KING OF TOWN: The Poopsmith! Stop that immediately! Wait...where am I? {The Poopsmith holds up a sign.}

THE POOPSMITH: {In the hospital. You were in a coma after eating all that food.}

KING OF TOWN: Oh, jeez...

{Cut to The Castle. The King of Town, feeling better, is typing at his computer, finishing off his e-mail.}

KING OF TOWN: Well, Dylan, I guess that sums up your question, and sums up my answer! The answer to your project is, 'if you eat too much food, you'll pass out, get tackled by Coach Z, and end up in the hospital with The Poopsmith dressed as a doctor dousing you with water'. Or maybe that's just my case. Either way, however, I'd suggest you not eat all the grass in one area of land! it's really rough on the stomach, and Homestar was right. Another project answer could be that grass is good for you, but not tasty.

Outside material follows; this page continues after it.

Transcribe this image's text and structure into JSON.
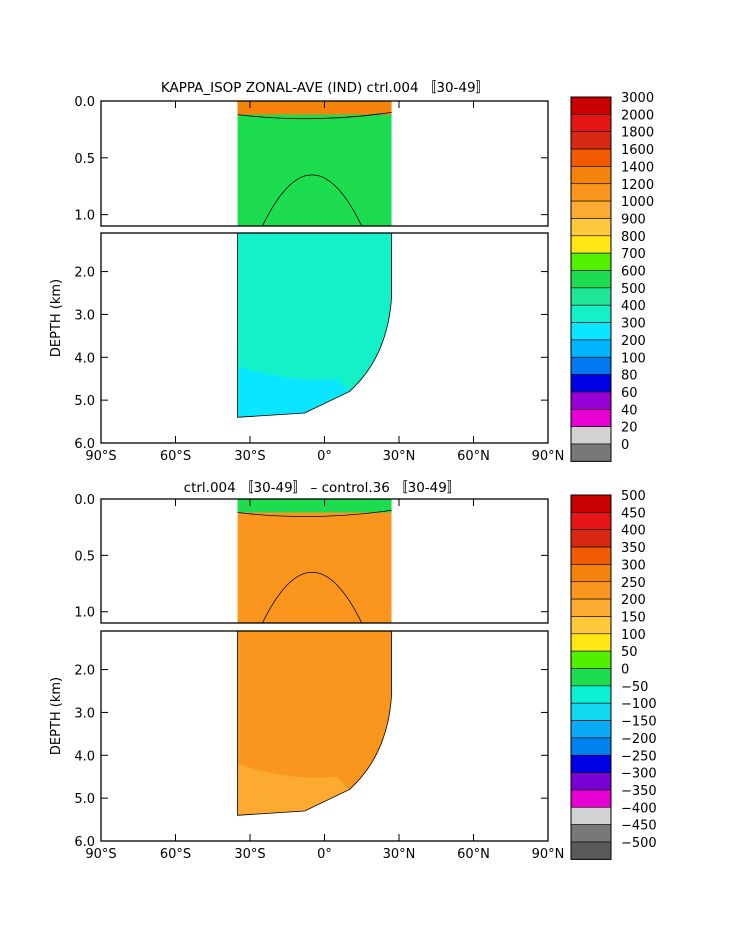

So, to end this email, I'd like to ask the viewers at home to please not unintentionally get me to pass out again. Or I'll mail ten crates of butter to your doorstep!

{The Parchment comes down.}

Click here to email the KOT.

Fun Facts

This was the first email that Homsar wrote entirely at school. This was also the first email that he wrote entirely on his school computer, the eMate 300.

The Poopsmith is (apparently) a doctor in addition to being a HAZMAT specialist, as evidenced and suggested by this e-mail.

Easter Eggs

Click on 'tasty' at the end of this email to view of a clip of the King of Town hosting a food show about eating all the food in a country.

HOMESTAR RUNNER: What's on the TV today? {He turns on the TV.}

KING OF TOWN: {on the TV} Hello from The Castle! You're watching Food Trek, a show on the FCUSA Food Network where I go to a country and attempt to eat all their food! Now, the intro!

{We see video clips that look like photographs overlapping each other on the intro. They show the King of Town eating all the food in a locale. We first see a moose behind the King of Town.}

KING OF TOWN: All the food in Canada!

{We then see him in front of a white tower.}

KING OF TOWN: All the food in Iran!

{We then see him in front of a poster of Vladimir Putin.}

KING OF TOWN: All the food in Russia!

{Homestar turns the TV off.}

HOMESTAR RUNNER: Will that King-type man ever learn?